Advertisement

North Hollywood : TV Archive to House Clips of the Greats

Share

Trying to preserve video dialogues with industry legends including David Brinkley, Johnny Carson and Oprah Winfrey, the Academy of Television Arts & Sciences is establishing an Archive of American Television.

The project will document conversations with television producers, stars, executive directors and writers. A $50,000 pilot program of four or five interviews will begin within 60 days.

“We expect that this archive will win the immediate emotional, intellectual and financial support of the entire industry,” said academy President Richard H. Frank. “The world has already lost too many television greats whose conversations would have been magnificent to preserve.”

Advertisement

The honorary chairmen of the Archive of American Television Committee, producers Grant Tinker and David L. Wolper, are trying to raise an initial $1 million to fund the project’s development beyond the pilot phase. The project is inspired by the Survivors of the Shoah Visual History Foundation’s videotaping of memories and conversations with Holocaust survivors.
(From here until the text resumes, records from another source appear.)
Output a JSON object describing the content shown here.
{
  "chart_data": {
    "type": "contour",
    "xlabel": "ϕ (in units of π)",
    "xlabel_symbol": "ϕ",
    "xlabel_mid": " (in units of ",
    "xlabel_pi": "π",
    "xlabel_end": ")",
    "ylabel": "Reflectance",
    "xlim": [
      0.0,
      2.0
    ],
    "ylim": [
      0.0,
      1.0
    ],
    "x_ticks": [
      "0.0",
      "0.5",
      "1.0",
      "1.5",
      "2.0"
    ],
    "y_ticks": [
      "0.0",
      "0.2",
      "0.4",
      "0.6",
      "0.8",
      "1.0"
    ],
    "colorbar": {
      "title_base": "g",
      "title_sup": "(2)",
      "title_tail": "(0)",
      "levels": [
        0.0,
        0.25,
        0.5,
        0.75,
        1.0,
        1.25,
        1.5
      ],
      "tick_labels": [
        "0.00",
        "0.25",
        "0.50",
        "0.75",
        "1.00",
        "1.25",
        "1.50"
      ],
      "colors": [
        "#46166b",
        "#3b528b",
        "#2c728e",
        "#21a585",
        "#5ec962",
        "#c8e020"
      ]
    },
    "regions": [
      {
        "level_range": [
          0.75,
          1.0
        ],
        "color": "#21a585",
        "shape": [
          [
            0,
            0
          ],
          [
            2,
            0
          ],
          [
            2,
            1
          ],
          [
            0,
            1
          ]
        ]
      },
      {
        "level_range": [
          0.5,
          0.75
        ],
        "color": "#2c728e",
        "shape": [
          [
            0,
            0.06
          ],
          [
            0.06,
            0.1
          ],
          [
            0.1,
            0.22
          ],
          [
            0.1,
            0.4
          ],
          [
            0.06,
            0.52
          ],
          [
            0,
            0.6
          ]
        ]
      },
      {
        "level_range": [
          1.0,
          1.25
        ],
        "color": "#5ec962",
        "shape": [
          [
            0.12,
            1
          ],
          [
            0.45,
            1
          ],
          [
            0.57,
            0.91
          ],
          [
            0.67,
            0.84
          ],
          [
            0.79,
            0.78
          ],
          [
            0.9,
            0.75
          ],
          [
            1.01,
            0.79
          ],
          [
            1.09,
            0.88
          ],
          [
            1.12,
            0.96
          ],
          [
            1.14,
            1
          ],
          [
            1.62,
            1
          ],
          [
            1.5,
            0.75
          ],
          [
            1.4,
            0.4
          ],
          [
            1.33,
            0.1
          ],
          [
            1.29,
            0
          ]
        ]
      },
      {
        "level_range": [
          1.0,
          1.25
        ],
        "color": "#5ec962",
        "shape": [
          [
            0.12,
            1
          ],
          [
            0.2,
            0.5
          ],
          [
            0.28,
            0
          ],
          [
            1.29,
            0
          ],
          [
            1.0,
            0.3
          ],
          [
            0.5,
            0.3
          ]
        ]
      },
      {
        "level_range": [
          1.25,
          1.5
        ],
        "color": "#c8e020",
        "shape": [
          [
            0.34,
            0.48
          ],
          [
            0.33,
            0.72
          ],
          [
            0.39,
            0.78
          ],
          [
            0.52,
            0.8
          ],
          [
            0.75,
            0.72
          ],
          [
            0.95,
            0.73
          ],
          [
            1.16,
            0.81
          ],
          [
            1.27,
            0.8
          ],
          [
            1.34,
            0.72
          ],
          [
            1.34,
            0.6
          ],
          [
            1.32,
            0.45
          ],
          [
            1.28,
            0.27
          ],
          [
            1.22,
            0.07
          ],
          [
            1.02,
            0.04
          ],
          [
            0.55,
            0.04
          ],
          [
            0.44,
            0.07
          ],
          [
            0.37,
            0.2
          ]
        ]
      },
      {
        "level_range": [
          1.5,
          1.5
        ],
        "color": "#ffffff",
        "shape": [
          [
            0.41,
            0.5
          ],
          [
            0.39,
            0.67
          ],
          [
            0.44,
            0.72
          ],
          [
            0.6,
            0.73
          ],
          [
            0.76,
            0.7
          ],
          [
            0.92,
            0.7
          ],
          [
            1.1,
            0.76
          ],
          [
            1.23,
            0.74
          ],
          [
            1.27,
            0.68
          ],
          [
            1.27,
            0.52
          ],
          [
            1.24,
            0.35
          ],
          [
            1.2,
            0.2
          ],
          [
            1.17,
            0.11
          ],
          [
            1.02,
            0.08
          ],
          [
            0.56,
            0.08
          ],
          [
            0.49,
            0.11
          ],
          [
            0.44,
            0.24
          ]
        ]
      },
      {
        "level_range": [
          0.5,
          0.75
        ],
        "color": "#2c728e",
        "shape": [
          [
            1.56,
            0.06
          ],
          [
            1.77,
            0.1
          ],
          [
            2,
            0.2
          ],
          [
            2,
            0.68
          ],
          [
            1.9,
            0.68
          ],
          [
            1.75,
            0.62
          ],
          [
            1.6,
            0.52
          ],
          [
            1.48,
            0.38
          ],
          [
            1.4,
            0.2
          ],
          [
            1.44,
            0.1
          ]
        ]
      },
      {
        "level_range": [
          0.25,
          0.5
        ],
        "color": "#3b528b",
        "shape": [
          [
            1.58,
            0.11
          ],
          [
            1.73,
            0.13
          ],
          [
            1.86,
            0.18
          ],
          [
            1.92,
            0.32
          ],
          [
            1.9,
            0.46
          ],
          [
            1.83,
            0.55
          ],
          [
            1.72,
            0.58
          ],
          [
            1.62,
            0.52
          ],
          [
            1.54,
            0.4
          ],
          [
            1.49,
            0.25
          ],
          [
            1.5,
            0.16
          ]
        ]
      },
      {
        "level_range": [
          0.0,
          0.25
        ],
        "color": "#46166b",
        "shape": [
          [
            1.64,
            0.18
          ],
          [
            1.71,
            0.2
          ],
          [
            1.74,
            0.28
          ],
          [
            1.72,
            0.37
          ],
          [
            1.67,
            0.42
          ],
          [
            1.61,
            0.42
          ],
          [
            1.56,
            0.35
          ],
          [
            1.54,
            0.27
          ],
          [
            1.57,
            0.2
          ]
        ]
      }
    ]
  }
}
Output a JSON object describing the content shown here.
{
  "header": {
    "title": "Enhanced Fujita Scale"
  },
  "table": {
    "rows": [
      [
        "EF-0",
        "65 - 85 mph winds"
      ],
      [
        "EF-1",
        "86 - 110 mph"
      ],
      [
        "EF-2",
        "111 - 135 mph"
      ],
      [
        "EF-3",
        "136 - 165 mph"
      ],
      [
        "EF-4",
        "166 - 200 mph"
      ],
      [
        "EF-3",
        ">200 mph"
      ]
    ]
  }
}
The TV archive’s interviews will be preserved in a multimedia database in the academy’s Lankershim Boulevard location in North Hollywood. The information will be available to the public in schools and libraries via the Internet, CD-ROMS and other media.

There are already hundreds of legends on the wish list for archive conversations, among them living Television Academy Hall of Fame honorees, including Milton Berle, Bill Cosby, Mary Tyler Moore and Barbara Walters.